More often than not transgressors in the culture will be absolved from their wrongdoing in the name of good music or a great show. Kanye West said it best in his chart-topping song ‘Touch the Sky’ with the line “I’m trying to right my wrongs but the same wrongs help me write these songs.” It seems that such wrongs are not only audible in the music but in the Hip hop culture in general. The culture has a very dark and often ignored element that exhibits misogynistic, homophobic and rape culture perpetuating tendencies. The South African Hip Hop culture has grown to inherit this legacy and the perpetuation of rape culture has been no exception.

Condoning rape culture these days means (but not limited to) switching on the TV and seeing a man convicted of sexual assault (indecency) dazzling us with his cool cat dance moves. It also means going on twitter and seeing a super mega rapper trivialize sexual assault as a lesser offense to commit against a victim than rape.
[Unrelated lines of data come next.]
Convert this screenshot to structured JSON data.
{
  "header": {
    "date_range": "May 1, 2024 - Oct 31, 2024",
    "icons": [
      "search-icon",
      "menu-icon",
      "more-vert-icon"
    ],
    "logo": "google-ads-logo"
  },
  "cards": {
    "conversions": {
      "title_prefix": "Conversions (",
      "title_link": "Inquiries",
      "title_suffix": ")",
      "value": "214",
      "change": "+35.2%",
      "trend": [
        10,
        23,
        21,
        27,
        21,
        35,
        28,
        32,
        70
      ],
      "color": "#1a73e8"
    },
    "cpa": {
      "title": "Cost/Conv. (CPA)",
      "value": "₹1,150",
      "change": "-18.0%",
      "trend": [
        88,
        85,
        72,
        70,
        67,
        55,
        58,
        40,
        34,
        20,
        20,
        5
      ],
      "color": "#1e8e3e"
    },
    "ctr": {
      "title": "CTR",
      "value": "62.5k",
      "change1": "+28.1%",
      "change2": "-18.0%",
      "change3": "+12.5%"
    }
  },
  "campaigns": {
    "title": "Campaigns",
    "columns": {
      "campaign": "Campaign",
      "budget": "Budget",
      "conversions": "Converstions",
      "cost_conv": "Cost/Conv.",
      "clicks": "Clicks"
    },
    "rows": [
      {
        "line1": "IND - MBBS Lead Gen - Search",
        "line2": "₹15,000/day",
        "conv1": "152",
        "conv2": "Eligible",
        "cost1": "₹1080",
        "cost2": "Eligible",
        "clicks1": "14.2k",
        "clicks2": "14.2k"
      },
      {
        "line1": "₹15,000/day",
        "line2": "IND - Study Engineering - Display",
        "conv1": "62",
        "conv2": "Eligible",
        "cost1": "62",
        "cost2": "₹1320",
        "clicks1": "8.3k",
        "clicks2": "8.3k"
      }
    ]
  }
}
This suggests that the victim ought to be grateful it wasn’t raped right?

These are the indicators that show how the SA hip Hop industry fails to hold relevant parties accountable; it takes twitter threads, long facebook statuses, and articles to move transgressors to take accountability. All this while the bystanders sit in their corners raising their arms claiming “everyone makes mistakes let’s not blow things out of proportion.” The lackluster approach to condemning their colleges normalizes the act within the culture making it a “these things happen” situation. Surely this cannot be right.
Rape culture is not only exclusive to rape related cases, but it encompasses a culture that has trivialized and normalized not only rape but also sexual harassment and/or violent sexual crimes. This includes making socially acceptable the sexual objectification of women, slut shaming, victim blaming and/or blaming the victim for the offenders’ behavior.
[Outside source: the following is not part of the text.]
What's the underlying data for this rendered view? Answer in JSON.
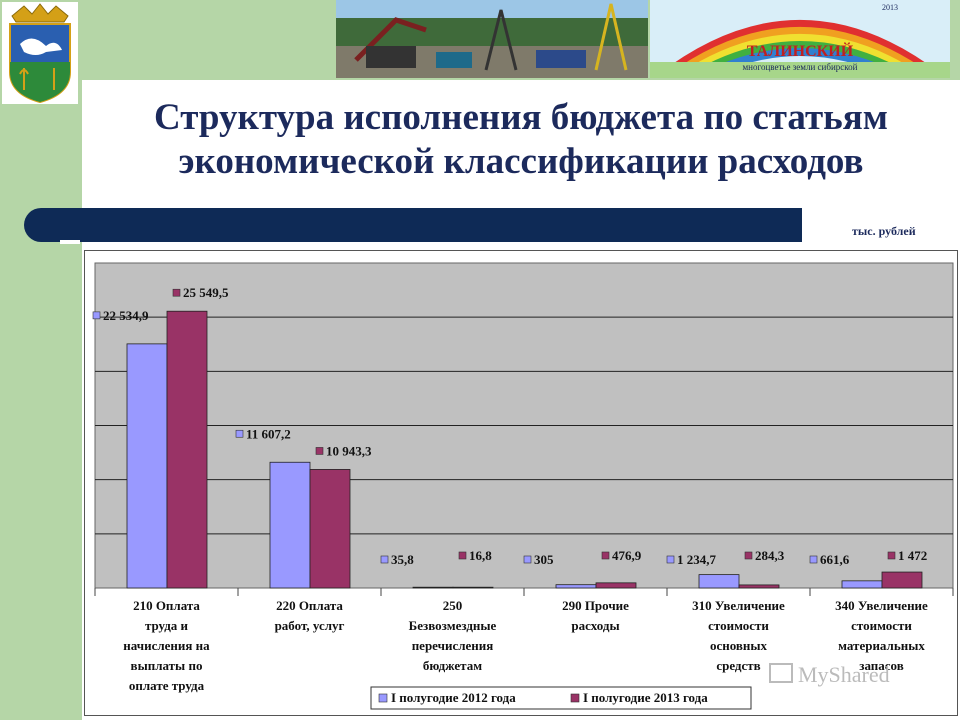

Traces of rape culture linger in the SA Hip hop culture directly or indirectly. In an ordinary rap battle, it is not surprising to hear rappers using women as a pawn to defeat their opponent. In most cases than not, the adjectives associated with such women leave a lot to be desired in a rap battle.

A continuing and growing trend within the culture is the sense of ownership over women and a sense of entitlement to women’s bodies. There are certain “read between the lines” rules that suggest if you offer a woman something, she is then indebted to you and payment is usually expected. It is also not new for artists to take women home after performances or find women in their hotel rooms to do with the women what they please.
According to the culture, the agreement is seemingly clear, the mere fact that you have consent to leave with or be in their hotel rooms can sometimes be construed as you consenting to any sexual relations that may potentially take place. One can only imagine how many cases of women have been in this predicament and later choice to re-evaluate their decision, however not afforded the right to do so because of the circumstances of their current situation. The commodification, objectification and pawning of women in the Hip Hop culture being socially acceptable is a perpetuation of rape culture in our society.
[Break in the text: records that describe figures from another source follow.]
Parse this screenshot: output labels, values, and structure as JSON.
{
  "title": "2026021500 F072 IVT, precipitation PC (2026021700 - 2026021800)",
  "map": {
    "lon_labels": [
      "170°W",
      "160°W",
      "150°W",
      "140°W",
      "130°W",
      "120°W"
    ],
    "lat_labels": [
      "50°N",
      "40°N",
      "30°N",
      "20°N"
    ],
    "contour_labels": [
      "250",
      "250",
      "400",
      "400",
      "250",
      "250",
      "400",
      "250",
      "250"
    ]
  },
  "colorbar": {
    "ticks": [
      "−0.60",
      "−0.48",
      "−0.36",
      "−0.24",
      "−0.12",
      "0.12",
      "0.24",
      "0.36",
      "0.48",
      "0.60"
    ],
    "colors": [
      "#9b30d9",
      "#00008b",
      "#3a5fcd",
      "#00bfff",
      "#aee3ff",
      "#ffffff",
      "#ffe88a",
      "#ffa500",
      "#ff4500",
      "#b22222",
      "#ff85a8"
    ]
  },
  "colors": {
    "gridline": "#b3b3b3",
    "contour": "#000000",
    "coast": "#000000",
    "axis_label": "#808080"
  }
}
South Africa as a whole has a repulsive response to issues of rape, sexual assault, and abuse. Making it not surprising that SA hip hop culture has become a fermenting ground for rape culture. The lack of public scrutiny towards wrongdoers suggests that being a talented and great artist absolves you from the consequences of your actions and being held accountable for such actions.
If we are still seeing event posters with the faces of sexual offenders, hearing their music played on radio and TV and watching them being called heroes who receive awards then we definitely have a long way to go in dismantling rape culture in SA Hip Hop culture. It is a necessary and urgent task that will require both the producers and consumers of the Hip Hop culture’s willpower and involvement to achieve this objective.

(Disclaimer: The views and opinions expressed in this article are those of the author)

1 comment

  • A very insightful article, touching on a highly neglected topic, that of rape culture. You touch on many sub-issues, skilfully at that, and what stands out to me is the brief discussion on what I call the ‘presumption of consent’ because of a completely irrelevant agreement. You describe it very clear with your various examples.
    Merely agreeing to free tickets, for instance, does not equate or is not consequential to being taken advantage of, unless that was part of the original agreement. The issue, in my view is that, these men (who partake in the rape culture), and because of being main and thus presumably manly, think that they are entitled to dictating what should happen in matters concerning women, especially those who are in vulnerable positions.
    And for me, this mentality is not birthed by the fame and influence associated with it, but it stems back to the hierarchy in society, the disregard that certain cultures have towards the value and the voices of women. But perhaps that’s a discussion for another day, but I do think that it’s worth noting that none of these factors are independent, they are all interlinked and thus should be given equal recognition in being dealt with. Thanks for a great article.